31. Aug 2021
|
Gesellschaft
Journalist: Kirsten Schwieger
Experteninterview über die Qualität und Chancen deutscher Ausbildungsbetriebe, die Folgen der Pandemie und worauf Schulabgänger:innen achten sollten.
Zweifellos, der Ausbildungsmarkt wurde von der Pandemie erheblich gebeutelt. Angebot und Nachfrage sind aus der Balance geraten. Wenn wir aber ehrlich sind: Schon vor Corona gab es eine Schieflage am Markt. Seit Jahren sinken die Bewerberzahlen, weil es weniger Schulabgänger:innen gibt. Außerdem gibt es erhebliche regionale und branchenspezifische Unterschiede in der Versorgungslage. Hauptproblem aber sind die unbesetzten Stellen. Betriebe und Bewerber:innen finden nicht mehr so einfach zueinander. Oft geht es um die Eignung der Bewerber:innen, mitunter auch um überzogene Erwartungshaltungen insbesondere leistungsstarker Jugendlicher.
Gute Ausbilder:innen bilden junge Menschen zu qualifizierten Fachkräften aus, die mit der Dynamik der modernen Arbeitswelt Schritt halten können. Sie bereiten auf Anforderungen und Situationen vor, die heute noch unbekannt sind. Hört sich abstrakt an, aber genau das ist das Ziel der Ausbildung: Azubis sollen Handlungskompetenz entwickeln, also die Fähigkeit, selbstständig zu handeln und Entscheidungen zu treffen.

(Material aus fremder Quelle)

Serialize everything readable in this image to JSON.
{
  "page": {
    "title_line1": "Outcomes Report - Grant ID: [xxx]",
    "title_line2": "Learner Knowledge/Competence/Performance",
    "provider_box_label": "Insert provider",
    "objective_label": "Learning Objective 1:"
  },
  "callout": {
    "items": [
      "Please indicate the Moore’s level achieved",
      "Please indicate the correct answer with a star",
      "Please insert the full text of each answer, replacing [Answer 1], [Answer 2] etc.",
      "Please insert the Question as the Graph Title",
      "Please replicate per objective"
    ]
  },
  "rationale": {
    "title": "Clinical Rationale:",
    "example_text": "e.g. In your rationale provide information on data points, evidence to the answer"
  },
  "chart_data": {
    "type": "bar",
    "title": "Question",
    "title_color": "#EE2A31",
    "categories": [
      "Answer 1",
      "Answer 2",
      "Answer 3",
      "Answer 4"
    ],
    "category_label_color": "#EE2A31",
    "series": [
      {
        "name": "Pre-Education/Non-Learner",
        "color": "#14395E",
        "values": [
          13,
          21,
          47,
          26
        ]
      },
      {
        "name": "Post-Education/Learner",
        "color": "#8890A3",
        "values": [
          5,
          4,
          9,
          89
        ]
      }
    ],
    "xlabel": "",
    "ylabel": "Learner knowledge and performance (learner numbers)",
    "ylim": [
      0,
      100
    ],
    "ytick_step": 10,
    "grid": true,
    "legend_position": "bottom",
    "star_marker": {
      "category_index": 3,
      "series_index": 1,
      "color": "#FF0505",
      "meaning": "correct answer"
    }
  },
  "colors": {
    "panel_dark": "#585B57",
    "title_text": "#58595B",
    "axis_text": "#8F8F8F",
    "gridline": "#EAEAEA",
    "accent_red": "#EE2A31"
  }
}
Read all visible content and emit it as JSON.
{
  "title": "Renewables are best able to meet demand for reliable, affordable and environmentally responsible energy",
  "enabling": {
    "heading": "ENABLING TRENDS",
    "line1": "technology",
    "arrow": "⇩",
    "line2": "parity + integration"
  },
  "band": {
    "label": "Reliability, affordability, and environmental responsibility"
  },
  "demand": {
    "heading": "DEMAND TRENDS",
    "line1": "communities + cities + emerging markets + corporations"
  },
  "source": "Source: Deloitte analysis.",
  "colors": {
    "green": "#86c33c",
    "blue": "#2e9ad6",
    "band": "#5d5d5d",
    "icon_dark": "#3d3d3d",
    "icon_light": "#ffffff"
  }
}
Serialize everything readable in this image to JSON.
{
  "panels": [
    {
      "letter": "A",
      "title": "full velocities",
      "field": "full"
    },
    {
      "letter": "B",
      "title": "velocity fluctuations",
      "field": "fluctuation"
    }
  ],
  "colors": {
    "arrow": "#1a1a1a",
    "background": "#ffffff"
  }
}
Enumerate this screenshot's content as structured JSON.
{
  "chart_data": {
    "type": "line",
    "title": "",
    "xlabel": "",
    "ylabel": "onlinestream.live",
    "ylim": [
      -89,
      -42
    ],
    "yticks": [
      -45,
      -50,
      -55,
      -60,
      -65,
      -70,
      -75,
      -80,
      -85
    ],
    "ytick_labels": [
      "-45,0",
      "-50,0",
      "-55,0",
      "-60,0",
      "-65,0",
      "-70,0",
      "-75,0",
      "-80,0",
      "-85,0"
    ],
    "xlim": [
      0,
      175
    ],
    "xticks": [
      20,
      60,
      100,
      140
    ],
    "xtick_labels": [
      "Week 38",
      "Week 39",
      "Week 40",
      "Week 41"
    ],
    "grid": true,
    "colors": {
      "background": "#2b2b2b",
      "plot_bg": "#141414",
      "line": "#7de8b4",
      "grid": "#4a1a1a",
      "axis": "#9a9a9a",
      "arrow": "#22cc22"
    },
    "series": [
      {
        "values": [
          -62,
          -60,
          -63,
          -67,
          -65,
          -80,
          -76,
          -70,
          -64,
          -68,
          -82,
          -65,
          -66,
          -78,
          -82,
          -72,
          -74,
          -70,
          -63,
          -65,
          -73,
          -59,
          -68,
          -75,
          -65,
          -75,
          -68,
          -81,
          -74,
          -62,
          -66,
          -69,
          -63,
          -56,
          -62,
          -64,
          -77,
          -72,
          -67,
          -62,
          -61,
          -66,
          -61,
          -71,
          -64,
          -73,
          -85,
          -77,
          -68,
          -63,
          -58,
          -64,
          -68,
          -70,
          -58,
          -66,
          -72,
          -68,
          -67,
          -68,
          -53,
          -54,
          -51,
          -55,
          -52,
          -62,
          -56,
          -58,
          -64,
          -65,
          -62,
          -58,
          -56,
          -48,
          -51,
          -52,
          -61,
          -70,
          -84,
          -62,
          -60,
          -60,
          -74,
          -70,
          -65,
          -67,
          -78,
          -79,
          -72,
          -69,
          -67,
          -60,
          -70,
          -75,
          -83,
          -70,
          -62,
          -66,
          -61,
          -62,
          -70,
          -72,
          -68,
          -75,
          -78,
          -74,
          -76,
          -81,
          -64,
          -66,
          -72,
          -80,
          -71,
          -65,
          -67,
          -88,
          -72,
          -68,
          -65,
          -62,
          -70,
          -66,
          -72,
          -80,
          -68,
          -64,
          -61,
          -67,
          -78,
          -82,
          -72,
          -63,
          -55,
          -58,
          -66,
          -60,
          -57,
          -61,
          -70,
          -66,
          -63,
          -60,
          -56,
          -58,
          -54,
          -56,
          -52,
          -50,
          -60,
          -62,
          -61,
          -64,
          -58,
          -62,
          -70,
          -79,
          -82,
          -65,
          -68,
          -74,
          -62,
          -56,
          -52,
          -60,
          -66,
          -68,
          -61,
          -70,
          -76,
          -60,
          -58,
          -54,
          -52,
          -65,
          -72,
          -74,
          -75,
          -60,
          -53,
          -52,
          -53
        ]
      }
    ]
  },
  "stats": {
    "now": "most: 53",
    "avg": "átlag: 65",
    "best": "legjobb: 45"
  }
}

Nicht selten wird noch nach dem Motto ausgebildet: Was Franz vormacht, muss Fränzchen nur nachmachen, dann klappt‘s schon mit der Ausbildung. Aber: Niemand kann gelernt werden. Der Nürnberger Trichter hat noch nie funktioniert. Azubis lernen, indem sie aktiv mit neuen Herausforderungen umgehen. Die Betriebe sollten ihren Azubis mehr zutrauen, ihnen anspruchsvolle Aufgaben übertragen, damit sie Erfahrungen sammeln können. So entsteht Handlungskompetenz. Das bedeutet aber auch, loslassen zu können. Genau das fällt vielen Ausbildenden schwer.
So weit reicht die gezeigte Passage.